If there be any in this assembly, any dear friend of
Caesar’s, to him I say, that Brutus’ love to Caesar
was no less than his. If then that friend demand
why Brutus rose against Caesar, this is my answer:
—Not that I loved Caesar less, but that I loved
But it was the last time that Bob would ever say those words to his wife, who cried from the sincerity of it, from the emotion of it. From the knowledge that it would never happen again.
They’d been married for a number of years before he was diagnosed with bone cancer – the kind of cancer where his body became encased in bone, as if he was a knight wrapped up in a suit of armor.
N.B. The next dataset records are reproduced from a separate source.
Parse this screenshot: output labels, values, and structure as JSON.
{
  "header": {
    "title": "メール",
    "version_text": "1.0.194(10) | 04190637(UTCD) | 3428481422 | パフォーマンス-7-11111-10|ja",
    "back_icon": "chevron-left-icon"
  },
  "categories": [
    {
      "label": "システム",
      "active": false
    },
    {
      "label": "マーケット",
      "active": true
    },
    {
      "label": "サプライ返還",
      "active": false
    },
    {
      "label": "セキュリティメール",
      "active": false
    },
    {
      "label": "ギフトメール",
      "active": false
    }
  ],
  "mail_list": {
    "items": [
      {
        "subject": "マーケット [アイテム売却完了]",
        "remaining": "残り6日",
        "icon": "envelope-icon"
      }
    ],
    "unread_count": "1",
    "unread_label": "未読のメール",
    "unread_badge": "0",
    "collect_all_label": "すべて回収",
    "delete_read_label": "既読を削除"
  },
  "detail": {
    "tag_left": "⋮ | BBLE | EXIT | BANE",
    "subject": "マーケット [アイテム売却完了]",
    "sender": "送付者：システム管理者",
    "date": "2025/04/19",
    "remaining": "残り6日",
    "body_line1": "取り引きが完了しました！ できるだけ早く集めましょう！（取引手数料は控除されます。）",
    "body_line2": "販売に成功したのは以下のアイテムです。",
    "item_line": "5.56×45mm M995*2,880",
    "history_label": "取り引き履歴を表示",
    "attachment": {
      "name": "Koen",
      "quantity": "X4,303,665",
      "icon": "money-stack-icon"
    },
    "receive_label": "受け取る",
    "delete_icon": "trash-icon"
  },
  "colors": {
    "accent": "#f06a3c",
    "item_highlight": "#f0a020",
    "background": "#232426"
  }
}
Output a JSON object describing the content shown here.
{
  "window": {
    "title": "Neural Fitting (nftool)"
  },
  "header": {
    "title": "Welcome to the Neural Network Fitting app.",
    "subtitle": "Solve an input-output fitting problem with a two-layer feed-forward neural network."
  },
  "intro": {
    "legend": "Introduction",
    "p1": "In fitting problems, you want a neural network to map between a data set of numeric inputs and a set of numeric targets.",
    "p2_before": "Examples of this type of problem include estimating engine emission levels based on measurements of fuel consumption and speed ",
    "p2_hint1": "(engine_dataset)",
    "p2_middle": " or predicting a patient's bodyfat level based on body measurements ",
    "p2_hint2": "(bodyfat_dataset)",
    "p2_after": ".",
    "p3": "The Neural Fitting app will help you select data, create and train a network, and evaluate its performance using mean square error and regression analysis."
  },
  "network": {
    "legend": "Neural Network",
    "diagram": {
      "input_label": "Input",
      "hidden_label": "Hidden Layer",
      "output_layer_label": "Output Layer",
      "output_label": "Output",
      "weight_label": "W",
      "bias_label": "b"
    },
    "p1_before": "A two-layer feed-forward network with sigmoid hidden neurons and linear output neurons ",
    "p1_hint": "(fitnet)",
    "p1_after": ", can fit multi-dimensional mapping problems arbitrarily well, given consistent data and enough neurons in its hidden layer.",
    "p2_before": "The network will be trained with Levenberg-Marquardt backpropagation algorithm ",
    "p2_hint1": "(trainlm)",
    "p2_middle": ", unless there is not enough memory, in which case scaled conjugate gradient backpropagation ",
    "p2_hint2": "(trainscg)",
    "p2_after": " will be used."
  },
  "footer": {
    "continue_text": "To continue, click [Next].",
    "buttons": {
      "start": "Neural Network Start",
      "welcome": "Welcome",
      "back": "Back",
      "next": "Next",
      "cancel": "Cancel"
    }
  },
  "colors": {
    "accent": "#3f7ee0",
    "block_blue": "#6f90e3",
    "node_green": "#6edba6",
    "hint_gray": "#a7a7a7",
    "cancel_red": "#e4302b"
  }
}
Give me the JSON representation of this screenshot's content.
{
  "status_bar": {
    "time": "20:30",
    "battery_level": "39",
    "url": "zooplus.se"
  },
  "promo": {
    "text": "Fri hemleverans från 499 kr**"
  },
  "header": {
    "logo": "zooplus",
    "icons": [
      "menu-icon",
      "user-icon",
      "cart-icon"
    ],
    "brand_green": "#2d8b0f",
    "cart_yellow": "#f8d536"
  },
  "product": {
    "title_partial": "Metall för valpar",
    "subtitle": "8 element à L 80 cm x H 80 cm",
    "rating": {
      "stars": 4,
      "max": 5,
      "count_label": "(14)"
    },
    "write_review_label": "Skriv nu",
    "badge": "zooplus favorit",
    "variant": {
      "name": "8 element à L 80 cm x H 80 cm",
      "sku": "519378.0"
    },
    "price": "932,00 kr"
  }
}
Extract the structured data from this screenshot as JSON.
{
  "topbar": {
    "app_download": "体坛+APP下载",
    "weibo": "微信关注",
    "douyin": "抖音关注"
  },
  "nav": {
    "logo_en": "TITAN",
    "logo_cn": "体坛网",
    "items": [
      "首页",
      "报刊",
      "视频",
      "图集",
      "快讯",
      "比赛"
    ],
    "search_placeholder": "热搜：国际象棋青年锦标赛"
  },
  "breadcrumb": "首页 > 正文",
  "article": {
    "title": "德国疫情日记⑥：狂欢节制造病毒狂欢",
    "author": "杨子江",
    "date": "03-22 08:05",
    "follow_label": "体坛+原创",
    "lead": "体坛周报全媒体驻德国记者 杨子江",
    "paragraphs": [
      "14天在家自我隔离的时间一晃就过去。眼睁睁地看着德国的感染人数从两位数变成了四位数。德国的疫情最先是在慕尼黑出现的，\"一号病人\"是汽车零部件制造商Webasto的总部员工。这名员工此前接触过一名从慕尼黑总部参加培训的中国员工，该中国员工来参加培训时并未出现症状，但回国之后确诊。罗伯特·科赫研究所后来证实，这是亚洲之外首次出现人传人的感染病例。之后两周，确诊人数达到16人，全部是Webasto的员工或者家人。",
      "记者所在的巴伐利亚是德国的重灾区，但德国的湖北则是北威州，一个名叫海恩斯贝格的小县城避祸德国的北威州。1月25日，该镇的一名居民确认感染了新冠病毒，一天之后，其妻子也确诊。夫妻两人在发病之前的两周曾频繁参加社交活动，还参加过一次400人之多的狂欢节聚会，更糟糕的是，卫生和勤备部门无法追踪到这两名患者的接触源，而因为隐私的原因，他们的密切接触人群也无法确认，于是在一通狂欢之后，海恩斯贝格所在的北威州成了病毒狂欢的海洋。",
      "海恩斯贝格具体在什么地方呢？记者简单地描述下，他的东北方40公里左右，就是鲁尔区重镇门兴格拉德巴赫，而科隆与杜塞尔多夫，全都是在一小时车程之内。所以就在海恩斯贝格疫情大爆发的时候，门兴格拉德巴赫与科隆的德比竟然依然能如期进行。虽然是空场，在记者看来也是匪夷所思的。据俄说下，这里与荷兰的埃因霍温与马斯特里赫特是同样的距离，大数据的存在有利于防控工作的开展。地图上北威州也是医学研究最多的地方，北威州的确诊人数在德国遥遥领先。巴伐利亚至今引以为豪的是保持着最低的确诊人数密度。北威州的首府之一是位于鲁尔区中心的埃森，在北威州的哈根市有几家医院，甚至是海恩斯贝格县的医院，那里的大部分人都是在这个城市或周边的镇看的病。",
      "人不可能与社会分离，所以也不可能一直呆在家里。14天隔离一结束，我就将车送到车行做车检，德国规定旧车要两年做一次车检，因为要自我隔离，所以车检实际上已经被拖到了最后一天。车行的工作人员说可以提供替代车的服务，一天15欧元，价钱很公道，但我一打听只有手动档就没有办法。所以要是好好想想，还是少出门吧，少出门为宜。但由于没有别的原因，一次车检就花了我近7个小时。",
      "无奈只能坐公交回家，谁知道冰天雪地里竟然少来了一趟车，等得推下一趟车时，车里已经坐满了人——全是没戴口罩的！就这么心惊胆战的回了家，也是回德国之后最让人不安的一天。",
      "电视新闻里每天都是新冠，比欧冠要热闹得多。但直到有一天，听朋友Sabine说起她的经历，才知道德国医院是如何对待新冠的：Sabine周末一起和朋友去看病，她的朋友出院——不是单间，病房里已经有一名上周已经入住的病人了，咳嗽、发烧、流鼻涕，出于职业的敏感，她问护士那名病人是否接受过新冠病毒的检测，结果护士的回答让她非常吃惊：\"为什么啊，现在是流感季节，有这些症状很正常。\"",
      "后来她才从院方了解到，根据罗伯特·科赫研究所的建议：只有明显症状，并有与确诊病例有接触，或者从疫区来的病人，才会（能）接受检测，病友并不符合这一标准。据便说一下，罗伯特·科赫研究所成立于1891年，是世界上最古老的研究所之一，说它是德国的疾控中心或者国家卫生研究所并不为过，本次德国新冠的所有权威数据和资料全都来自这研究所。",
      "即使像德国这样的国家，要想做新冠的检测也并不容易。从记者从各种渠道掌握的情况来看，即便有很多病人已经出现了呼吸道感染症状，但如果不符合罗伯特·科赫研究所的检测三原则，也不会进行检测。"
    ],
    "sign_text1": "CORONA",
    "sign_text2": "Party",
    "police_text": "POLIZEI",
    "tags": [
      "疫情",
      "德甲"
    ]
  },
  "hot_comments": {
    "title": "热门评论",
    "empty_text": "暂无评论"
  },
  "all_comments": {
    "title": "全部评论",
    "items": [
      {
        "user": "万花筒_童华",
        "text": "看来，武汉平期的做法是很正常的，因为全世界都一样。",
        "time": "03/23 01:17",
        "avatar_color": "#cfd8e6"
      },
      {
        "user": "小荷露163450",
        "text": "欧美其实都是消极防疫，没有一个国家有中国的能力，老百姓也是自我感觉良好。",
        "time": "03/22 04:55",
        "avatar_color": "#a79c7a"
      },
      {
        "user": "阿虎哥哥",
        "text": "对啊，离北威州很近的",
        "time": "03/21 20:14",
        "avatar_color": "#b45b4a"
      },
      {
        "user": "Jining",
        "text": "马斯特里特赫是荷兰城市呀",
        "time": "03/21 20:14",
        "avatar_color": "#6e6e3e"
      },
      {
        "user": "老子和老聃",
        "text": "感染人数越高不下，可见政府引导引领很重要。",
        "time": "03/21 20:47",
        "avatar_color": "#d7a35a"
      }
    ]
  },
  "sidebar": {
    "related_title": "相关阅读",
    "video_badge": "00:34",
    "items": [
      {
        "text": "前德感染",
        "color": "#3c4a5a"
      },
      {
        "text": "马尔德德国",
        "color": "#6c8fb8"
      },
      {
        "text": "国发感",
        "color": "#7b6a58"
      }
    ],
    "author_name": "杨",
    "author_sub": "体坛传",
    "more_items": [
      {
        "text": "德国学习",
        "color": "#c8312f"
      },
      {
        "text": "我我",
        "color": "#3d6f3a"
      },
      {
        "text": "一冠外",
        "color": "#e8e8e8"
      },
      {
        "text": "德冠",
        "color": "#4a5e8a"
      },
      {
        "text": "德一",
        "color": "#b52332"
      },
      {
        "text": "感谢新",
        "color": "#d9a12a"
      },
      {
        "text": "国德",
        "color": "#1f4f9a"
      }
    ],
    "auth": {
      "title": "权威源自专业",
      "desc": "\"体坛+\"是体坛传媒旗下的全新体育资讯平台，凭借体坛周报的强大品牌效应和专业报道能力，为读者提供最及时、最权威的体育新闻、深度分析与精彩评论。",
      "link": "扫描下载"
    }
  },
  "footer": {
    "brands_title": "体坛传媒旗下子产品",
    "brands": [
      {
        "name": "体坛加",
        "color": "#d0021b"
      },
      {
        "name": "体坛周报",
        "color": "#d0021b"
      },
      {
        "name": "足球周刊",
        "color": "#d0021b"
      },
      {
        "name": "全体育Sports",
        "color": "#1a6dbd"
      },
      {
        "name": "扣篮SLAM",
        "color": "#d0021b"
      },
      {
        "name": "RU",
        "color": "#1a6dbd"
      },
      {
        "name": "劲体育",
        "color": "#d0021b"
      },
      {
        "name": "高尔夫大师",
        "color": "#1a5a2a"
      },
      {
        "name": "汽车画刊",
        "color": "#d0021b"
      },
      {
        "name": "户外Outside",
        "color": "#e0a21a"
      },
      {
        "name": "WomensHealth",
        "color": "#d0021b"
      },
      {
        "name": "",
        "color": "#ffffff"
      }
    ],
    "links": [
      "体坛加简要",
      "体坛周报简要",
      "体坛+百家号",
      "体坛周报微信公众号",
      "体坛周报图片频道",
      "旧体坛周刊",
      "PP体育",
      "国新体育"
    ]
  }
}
It was a terminal disease and it was unlikely that he would ever feel better or get better. When he was diagnosed, that was about as good of health as he’d ever be in again.
They decided to take a trip to Rome, the Eternal City.
Once all the tourists had been packed up and moved along in their buses, it left space for others to roam around the ruins. And so walked Bob with his wife into that hot summer night, now left to themselves, wrapped up in their love for each other and the magic of the moment.
They strolled among the ruins imagining the city as it once was: thriving, living, evolving. And saw it as it is now: fallen, ruined, but not forgotten. It is how it is for all of us.
Even though it had all been said before, done before, it didn’t stop him from speaking words that have been spoken before – but not to each other, not in that time, not in that moment – and that, that made it everlasting.